The two players who were the most upset, Chancellor says, were the ones who had always trusted him most: Sherman and Thomas, the LOB. "If you think of it like we are brothers, then I was messing up that brotherly bond for the sake of money," he says. "Those guys were really hurting."
If you think of it like we are brothers, then I was messing up that brotherly bond for the sake of money.
- Kam Chancellor
So Chancellor decided the only way to begin this 2016 season was by making a series of apologies. He didn't regret holding out, but he regretted the way it had affected everyone around him. He flew to Seattle and apologized to Carroll and to a few executives in the Seahawks' front office. He text-messaged Sherman and asked him to meet in the locker room. "I should have been there," Chancellor told him.
"It was powerful," Sherman remembers. "It cleared the air. He didn't have to do it, but I think that apology showed how much respect he had for us and moved us all forward."
Then, for his final apology, Chancellor flew to Houston in April, where he was serving as a groomsman in Thomas' wedding. A few hours before the ceremony, he pulled Thomas aside at the hotel and told him how much the holdout had been weighing on his mind.
"As soon as I started talking, his eyes got big and he was like a different dude," Chancellor says. "I had this huge weight off my shoulders, and so did he. It was like, 'OK, we got Kam back. We got the brotherhood back. We got the team back.' And ever since then it's like we've all fit right into place."

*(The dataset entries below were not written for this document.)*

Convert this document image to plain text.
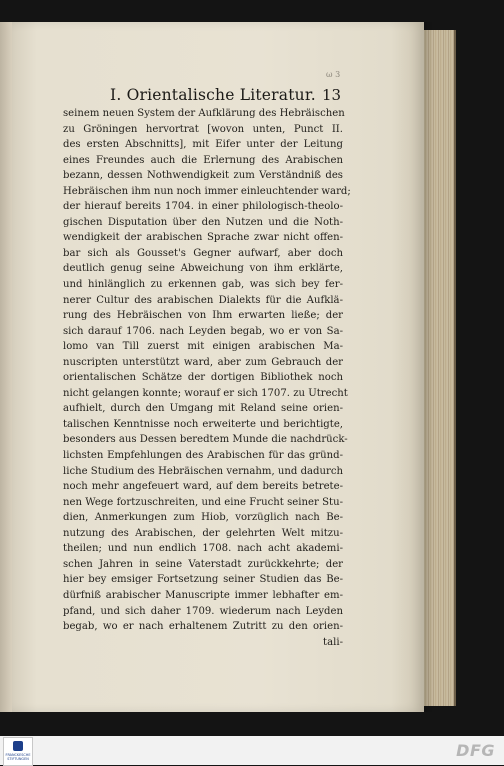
ω 3
I. Orientalische Literatur. 13
seinem neuen System der Aufklärung des Hebräischen
zu Gröningen hervortrat [wovon unten, Punct II.
des ersten Abschnitts], mit Eifer unter der Leitung
eines Freundes auch die Erlernung des Arabischen
bezann, dessen Nothwendigkeit zum Verständniß des
Hebräischen ihm nun noch immer einleuchtender ward;
der hierauf bereits 1704. in einer philologisch-theolo-
gischen Disputation über den Nutzen und die Noth-
wendigkeit der arabischen Sprache zwar nicht offen-
bar sich als Gousset's Gegner aufwarf, aber doch
deutlich genug seine Abweichung von ihm erklärte,
und hinlänglich zu erkennen gab, was sich bey fer-
nerer Cultur des arabischen Dialekts für die Aufklä-
rung des Hebräischen von Ihm erwarten ließe; der
sich darauf 1706. nach Leyden begab, wo er von Sa-
lomo van Till zuerst mit einigen arabischen Ma-
nuscripten unterstützt ward, aber zum Gebrauch der
orientalischen Schätze der dortigen Bibliothek noch
nicht gelangen konnte; worauf er sich 1707. zu Utrecht
aufhielt, durch den Umgang mit Reland seine orien-
talischen Kenntnisse noch erweiterte und berichtigte,
besonders aus Dessen beredtem Munde die nachdrück-
lichsten Empfehlungen des Arabischen für das gründ-
liche Studium des Hebräischen vernahm, und dadurch
noch mehr angefeuert ward, auf dem bereits betrete-
nen Wege fortzuschreiten, und eine Frucht seiner Stu-
dien, Anmerkungen zum Hiob, vorzüglich nach Be-
nutzung des Arabischen, der gelehrten Welt mitzu-
theilen; und nun endlich 1708. nach acht akademi-
schen Jahren in seine Vaterstadt zurückkehrte; der
hier bey emsiger Fortsetzung seiner Studien das Be-
dürfniß arabischer Manuscripte immer lebhafter em-
pfand, und sich daher 1709. wiederum nach Leyden
begab, wo er nach erhaltenem Zutritt zu den orien-
tali-
FRANCKESCHE STIFTUNGEN	DFG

His place is a locker in the absolute center of the room after a game on Monday night. Teammates are walking by on their way to the shower, and he's congratulating each one for the win against Buffalo. "Boom!" he tells one linebacker. "We're back," he tells another. "LOB," he says to Thomas.
Players are lining up at his locker. He has friends and family visiting from Norfolk. The engagement ring is already in his pocket for that night's proposal. In the coming days, Chancellor will rejoin the team and speak before another game, this one on the road against the Patriots. He will anchor the defense and bruise Tom Brady and lock down Rob Gronkowski on the decisive play of the game. He will say, afterward, that the upset on the road against New England both counts as revenge for one of the Seahawks' trips to the Super Bowl and foreshadows another.
But even now, with Chancellor still injured and in street clothes, the team around him feels right. Players are ordering his postgame turmeric shakes. They are drinking his Reliant Recovery Water. The core is in place, and every member of that core is back in his proper role. Sherman is sitting at the locker to Chancellor's left, making bold proclamations to a bank of television cameras. Wilson is already out of his uniform and dressed up in a jacket and tie on his way to the news conference. And now Pete Carroll is walking into the locker room, bouncing on his toes, that 10-year-old's smile on his face, striding by Wilson and then by Sherman as he makes a beeline for Chancellor's locker.
"What a speech," Carroll tells him. "Thanks for lighting us all up."